Interessante este post da Charlotte. Interessante e certeiro. Não há, de facto, muita pachorra para aquelas pessoas que se melindram por tudo e por nada, e que cogitativamente tratam de truncar ou acrescentar sentidos obscuros a palavras, gestos e atitudes. Regra geral, a culpa é da auto-estima: são pessoas que gostam muito pouco de se olhar no espelho. Falando um pouco de mim, sou dos que sofre, de vez em quando, e ainda que ligeiramente, de falta de auto-estima. As razões são múltiplas. Para além das de ordem particular – que se prendem com a nossa educação e com a nossa história - são sobretudo outras as razões que abanam o edíficio (apesar das boas fundações) da minha auto-estima: a noção exacta das minhas limitações e, como ser humano, a percepção clara da propensão humana para o mal, para o falhanço, para a mesquinhez, para a corrupção.

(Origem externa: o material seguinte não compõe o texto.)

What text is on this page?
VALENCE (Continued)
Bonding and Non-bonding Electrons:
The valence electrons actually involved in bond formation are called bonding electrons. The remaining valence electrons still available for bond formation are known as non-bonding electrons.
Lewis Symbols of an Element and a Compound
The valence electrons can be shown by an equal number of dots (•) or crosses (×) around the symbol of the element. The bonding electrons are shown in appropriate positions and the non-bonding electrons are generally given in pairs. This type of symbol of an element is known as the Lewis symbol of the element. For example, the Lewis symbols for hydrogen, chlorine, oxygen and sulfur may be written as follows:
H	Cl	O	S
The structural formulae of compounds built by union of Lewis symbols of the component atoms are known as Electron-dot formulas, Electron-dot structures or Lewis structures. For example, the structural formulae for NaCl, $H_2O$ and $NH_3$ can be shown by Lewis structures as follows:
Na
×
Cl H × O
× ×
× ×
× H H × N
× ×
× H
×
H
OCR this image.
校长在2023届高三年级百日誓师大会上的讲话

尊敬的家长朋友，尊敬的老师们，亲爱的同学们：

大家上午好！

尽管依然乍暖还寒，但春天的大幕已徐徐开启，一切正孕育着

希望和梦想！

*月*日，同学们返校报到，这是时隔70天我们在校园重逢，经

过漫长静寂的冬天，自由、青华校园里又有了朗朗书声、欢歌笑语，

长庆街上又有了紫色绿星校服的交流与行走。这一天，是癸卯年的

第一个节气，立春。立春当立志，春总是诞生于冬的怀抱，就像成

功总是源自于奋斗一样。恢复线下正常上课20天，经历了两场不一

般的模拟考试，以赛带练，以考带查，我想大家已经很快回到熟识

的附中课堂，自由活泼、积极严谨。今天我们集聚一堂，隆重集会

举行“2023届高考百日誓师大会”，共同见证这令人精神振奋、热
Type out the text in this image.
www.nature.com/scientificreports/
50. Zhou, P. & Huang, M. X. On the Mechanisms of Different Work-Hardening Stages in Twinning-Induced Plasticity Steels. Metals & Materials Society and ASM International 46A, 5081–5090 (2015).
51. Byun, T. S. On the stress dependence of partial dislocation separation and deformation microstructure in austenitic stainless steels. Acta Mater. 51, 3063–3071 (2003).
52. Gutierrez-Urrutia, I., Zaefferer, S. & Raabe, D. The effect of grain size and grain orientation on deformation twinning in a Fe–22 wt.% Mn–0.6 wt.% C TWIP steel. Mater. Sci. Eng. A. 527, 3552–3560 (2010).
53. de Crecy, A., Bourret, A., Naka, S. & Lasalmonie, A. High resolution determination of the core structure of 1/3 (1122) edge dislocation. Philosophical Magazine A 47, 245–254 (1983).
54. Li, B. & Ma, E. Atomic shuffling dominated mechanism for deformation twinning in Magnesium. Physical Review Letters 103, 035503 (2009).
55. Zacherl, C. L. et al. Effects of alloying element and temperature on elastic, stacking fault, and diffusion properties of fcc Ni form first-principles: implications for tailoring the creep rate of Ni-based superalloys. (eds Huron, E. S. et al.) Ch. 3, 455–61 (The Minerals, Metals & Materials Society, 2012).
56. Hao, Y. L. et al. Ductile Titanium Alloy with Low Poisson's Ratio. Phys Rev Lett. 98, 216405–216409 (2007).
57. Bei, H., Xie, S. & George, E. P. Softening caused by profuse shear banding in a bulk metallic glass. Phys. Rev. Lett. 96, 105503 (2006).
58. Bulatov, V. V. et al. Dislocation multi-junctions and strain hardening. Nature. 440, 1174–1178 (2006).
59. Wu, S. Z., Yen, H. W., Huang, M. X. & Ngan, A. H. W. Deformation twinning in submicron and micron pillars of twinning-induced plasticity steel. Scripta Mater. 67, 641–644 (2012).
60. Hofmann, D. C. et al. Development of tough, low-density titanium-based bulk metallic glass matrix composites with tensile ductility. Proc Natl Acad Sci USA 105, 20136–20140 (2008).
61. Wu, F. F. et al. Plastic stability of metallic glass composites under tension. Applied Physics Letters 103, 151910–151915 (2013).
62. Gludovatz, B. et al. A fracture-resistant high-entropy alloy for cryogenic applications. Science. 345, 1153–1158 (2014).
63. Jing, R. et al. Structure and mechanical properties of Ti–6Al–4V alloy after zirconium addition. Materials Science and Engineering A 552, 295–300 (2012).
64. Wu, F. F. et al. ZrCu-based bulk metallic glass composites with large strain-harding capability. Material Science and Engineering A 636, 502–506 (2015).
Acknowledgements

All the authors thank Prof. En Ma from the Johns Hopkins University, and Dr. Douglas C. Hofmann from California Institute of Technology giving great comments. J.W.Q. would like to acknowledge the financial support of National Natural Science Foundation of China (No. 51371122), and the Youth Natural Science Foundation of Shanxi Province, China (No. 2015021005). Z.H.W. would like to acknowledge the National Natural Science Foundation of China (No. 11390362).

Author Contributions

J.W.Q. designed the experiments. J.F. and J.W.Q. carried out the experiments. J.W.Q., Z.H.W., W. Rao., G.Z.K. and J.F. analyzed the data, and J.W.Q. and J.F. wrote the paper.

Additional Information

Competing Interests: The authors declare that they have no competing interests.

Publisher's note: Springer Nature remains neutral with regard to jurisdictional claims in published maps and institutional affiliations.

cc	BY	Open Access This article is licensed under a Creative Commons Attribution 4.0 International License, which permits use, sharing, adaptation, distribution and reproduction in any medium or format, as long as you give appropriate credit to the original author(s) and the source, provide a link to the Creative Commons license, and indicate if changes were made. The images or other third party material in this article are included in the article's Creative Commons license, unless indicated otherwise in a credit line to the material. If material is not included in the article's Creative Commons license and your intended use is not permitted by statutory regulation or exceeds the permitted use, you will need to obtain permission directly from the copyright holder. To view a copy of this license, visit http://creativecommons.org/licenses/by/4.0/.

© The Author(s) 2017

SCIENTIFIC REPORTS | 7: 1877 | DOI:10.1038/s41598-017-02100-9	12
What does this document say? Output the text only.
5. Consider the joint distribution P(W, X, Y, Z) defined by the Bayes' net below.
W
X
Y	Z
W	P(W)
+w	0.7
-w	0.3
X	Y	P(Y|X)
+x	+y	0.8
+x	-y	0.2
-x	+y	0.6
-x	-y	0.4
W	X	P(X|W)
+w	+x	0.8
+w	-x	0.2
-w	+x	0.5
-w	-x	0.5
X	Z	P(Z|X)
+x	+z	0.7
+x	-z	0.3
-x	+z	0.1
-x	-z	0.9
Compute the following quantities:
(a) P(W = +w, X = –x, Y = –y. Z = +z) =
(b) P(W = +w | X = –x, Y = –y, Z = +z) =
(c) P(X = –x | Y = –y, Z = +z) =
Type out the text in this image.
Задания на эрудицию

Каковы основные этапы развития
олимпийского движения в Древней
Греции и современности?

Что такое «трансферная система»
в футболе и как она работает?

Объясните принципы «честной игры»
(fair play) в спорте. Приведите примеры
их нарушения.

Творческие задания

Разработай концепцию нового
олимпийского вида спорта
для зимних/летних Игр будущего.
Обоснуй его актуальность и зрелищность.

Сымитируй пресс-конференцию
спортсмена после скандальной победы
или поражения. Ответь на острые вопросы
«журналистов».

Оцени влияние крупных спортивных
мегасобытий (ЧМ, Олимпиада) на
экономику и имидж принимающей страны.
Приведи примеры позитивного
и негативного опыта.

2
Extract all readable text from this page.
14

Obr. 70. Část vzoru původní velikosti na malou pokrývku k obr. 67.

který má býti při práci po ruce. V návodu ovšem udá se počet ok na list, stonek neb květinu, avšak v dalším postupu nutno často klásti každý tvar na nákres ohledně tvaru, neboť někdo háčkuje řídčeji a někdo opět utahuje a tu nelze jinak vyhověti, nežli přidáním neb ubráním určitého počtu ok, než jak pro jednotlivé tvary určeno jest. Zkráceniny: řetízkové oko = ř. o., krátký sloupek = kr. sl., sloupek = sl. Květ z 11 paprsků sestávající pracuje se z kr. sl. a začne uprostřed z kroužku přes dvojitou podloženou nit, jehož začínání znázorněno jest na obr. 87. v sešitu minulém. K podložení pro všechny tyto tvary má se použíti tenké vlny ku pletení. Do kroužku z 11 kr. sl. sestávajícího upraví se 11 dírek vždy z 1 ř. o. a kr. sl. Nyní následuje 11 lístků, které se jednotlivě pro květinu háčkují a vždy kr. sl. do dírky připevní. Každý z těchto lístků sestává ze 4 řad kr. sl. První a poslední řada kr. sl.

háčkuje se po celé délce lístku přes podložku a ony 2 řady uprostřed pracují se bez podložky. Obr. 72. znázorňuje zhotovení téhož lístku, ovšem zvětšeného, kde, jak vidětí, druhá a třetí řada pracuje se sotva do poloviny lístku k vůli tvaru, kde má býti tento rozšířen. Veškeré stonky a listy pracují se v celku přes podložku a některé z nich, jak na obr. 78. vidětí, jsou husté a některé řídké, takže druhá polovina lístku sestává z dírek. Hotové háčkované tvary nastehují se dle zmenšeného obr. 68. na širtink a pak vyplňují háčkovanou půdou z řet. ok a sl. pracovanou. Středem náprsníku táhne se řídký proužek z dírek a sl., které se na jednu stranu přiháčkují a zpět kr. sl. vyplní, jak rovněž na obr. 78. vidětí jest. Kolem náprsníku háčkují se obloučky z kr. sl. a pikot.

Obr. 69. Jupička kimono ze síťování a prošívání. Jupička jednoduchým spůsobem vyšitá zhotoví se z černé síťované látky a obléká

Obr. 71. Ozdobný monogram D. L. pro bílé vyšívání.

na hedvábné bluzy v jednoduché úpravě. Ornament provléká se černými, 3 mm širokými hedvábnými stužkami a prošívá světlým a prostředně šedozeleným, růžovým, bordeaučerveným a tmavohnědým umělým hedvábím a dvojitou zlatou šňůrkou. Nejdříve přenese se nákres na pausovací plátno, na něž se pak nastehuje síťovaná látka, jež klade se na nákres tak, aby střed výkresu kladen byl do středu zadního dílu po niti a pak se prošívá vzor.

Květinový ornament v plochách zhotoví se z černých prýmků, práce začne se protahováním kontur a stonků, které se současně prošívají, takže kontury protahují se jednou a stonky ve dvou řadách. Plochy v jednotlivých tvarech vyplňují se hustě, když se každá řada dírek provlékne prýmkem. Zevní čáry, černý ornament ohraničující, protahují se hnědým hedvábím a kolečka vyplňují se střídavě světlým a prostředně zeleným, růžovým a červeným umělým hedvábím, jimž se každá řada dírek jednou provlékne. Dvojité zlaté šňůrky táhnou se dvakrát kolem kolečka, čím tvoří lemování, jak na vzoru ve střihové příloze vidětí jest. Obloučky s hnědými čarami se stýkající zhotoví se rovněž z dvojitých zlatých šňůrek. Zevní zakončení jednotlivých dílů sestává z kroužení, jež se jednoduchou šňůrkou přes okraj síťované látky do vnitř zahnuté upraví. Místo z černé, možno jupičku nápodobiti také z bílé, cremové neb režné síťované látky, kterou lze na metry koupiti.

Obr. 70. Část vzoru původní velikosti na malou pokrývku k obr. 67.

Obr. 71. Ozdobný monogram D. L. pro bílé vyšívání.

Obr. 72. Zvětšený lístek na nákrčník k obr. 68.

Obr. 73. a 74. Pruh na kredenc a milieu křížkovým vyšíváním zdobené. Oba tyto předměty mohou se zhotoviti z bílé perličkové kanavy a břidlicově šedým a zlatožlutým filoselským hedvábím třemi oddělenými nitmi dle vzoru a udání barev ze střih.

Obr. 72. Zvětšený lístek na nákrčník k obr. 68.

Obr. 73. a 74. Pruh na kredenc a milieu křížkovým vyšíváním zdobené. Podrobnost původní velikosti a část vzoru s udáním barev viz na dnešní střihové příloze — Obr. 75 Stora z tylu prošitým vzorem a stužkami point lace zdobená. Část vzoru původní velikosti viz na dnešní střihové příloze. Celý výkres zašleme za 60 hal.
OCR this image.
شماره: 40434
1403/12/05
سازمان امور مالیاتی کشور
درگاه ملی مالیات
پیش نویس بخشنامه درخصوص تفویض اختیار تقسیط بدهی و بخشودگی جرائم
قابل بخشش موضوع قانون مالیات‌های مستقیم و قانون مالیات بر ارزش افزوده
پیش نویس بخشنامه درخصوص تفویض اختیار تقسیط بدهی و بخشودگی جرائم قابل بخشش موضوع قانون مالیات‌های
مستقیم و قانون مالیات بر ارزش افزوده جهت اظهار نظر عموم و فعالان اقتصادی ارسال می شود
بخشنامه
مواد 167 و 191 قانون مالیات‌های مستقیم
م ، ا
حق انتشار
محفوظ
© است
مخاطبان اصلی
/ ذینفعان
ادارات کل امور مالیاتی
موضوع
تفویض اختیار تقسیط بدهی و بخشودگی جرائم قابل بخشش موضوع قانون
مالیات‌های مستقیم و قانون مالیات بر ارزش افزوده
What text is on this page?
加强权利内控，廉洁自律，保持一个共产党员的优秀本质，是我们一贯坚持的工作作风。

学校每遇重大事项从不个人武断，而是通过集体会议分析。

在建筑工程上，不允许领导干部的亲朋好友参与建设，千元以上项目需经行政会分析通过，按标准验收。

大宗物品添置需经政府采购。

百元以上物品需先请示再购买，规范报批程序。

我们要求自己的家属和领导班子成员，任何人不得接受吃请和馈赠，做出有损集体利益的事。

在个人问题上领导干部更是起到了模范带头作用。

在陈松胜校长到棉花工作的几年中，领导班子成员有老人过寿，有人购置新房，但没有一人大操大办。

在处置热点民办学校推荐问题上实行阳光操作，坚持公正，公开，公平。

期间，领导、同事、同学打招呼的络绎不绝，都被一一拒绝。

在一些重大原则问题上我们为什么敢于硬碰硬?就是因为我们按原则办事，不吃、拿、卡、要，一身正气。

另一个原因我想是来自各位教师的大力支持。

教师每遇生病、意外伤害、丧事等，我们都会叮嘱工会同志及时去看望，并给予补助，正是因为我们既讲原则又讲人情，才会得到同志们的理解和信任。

Mas, ao contrário do que afirma a Carla e parece ser norma, no meu caso a coisa tem dado para uma acérrima defesa de uma cultura de honestidade e frontalidade, para o cultivo e preservação das amizades, e para um sentido apurado do que significa a palavra «tolerância» quando, por vezes, tudo o resto parece falhar nos «outros». E digo “parece” porque, com o passar dos anos, aprendi que nem sempre o que parece é, e nem sempre o que é prescinde de uma segunda leitura: a que advém da tentativa de nos colocarmos na pele do «outro». No fundo, é aquela coisa do “benefício da dúvida” e da boa-fé na hora de perceber as razões do «outro» (e há muita gente que nem sabe, nem nunca perceberá, o que isso é). O problema são mesmo os casos clínicos.